Um é pouco, dois é bom, três é bigamia
Há alguns anos, chegou ao Brasil uma minissérie que gerou grande polêmica nos Estados Unidos. Produzida por Tom Hanks para a HBO, Big Love — aqui exibida com o título Amor Imenso — mostrava a vida de Bill, um homem casado com três mulheres, com quem teve sete filhos. A história despertou muita curiosidade na época e ainda hoje serve como ponto de partida para entender o que aconteceria, do ponto de vista legal, se uma situação semelhante ocorresse no Brasil.
No enredo, Bill pertence a uma tradição religiosa que admite múltiplos casamentos. Mas, juridicamente, isso não faz diferença. Regras religiosas não podem se sobrepor à lei brasileira, que continua sendo clara e rígida: bigamia é crime. O Código Penal define bigamia como o ato de alguém contrair novo casamento civil sabendo que seu casamento anterior ainda é válido. A pena permanece a mesma: de dois a seis anos de prisão. Já a poligamia — quando alguém se casa civilmente com três ou mais pessoas — é tratada da mesma forma.
E não é só o bígamo ou o polígamo que pode ser punido. Se a segunda — e também a terceira, quarta etc. — pessoa sabia que havia outro casamento em vigor, ela também pode responder criminalmente, com pena de um a três anos de detenção. Além disso, somente o primeiro casamento é válido. Todos os demais são nulos e não produzem efeitos jurídicos.
Por outro lado, bigamia e poligamia só existem quando os casamentos são formalizados no cartório. Se houver apenas cerimônias religiosas, sem registro civil, então, do ponto de vista jurídico, não há casamento algum — portanto, não há bigamia nem poligamia. Isso colocaria as três mulheres de Bill em uma posição extremamente frágil perante a lei brasileira. Nessa hipótese, elas não seriam esposas nem companheiras em união estável, porque a união estável é necessariamente monogâmica. Se um homem mantém vida em comum com três mulheres ao mesmo tempo, não está em união estável com nenhuma delas.
E o que isso significaria, na prática, para essas mulheres? Muita coisa.

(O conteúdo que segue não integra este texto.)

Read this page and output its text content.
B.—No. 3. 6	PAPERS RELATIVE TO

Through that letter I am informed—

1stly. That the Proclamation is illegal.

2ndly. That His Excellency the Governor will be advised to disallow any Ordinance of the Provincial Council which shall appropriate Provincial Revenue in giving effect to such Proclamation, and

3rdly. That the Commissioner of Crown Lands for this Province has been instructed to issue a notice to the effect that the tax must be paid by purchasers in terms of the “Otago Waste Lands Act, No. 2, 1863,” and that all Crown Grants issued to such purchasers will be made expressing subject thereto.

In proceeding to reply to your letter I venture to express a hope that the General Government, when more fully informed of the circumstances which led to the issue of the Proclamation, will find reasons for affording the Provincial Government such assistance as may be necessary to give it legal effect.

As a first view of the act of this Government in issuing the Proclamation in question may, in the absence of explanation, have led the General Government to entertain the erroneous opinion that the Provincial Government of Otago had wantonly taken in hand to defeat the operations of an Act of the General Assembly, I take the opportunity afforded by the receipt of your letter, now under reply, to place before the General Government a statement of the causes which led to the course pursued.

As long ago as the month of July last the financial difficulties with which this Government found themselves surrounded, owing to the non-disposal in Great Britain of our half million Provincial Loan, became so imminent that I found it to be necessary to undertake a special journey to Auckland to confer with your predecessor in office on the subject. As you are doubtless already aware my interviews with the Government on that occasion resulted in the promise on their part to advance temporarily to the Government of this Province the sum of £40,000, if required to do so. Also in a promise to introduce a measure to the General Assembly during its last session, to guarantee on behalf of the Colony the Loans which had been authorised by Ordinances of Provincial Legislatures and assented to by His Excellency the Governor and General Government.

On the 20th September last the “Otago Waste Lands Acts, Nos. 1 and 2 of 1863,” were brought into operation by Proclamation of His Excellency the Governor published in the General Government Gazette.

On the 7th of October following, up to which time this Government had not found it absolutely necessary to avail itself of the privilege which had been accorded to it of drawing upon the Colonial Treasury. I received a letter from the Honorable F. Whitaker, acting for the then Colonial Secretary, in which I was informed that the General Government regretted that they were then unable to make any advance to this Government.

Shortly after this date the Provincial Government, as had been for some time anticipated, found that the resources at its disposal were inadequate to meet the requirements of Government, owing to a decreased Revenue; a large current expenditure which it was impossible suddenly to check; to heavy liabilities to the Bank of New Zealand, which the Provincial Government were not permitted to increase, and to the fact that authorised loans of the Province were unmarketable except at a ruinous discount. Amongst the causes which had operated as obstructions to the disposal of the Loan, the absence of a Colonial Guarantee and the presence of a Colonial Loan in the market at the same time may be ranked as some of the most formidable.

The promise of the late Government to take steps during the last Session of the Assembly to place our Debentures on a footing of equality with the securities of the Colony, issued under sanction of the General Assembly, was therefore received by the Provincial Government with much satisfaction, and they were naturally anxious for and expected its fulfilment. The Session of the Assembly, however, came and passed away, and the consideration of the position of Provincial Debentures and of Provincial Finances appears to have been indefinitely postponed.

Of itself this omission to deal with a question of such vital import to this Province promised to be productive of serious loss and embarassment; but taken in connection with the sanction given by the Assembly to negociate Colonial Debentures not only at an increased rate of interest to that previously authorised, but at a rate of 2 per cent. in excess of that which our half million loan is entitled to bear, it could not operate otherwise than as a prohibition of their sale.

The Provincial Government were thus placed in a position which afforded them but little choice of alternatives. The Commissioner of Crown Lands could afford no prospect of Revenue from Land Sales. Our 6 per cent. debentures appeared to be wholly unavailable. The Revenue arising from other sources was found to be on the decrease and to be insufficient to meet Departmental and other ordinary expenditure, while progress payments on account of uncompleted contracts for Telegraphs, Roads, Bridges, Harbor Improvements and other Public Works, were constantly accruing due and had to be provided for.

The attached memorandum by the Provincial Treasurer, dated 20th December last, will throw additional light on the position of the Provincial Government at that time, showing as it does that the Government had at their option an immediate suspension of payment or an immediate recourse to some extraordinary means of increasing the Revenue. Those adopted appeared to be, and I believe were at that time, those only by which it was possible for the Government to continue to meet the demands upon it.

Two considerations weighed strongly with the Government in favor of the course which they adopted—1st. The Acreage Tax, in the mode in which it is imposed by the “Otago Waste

Como não existe previsão legal para uma relação simultânea desse tipo, nenhuma delas teria direito à herança, a pensão alimentícia, a meação de bens ou a benefícios previdenciários, ainda que tivessem convivido com ele por anos. A lei simplesmente não reconhece — nem protege — uniões paralelas, simultâneas ou poliafetivas.
A única exceção recairia sobre os filhos dessa relação. Estes, sim, teriam seus direitos preservados integralmente, pois a lei brasileira garante proteção e igualdade aos filhos independentemente da forma de relacionamento dos pais.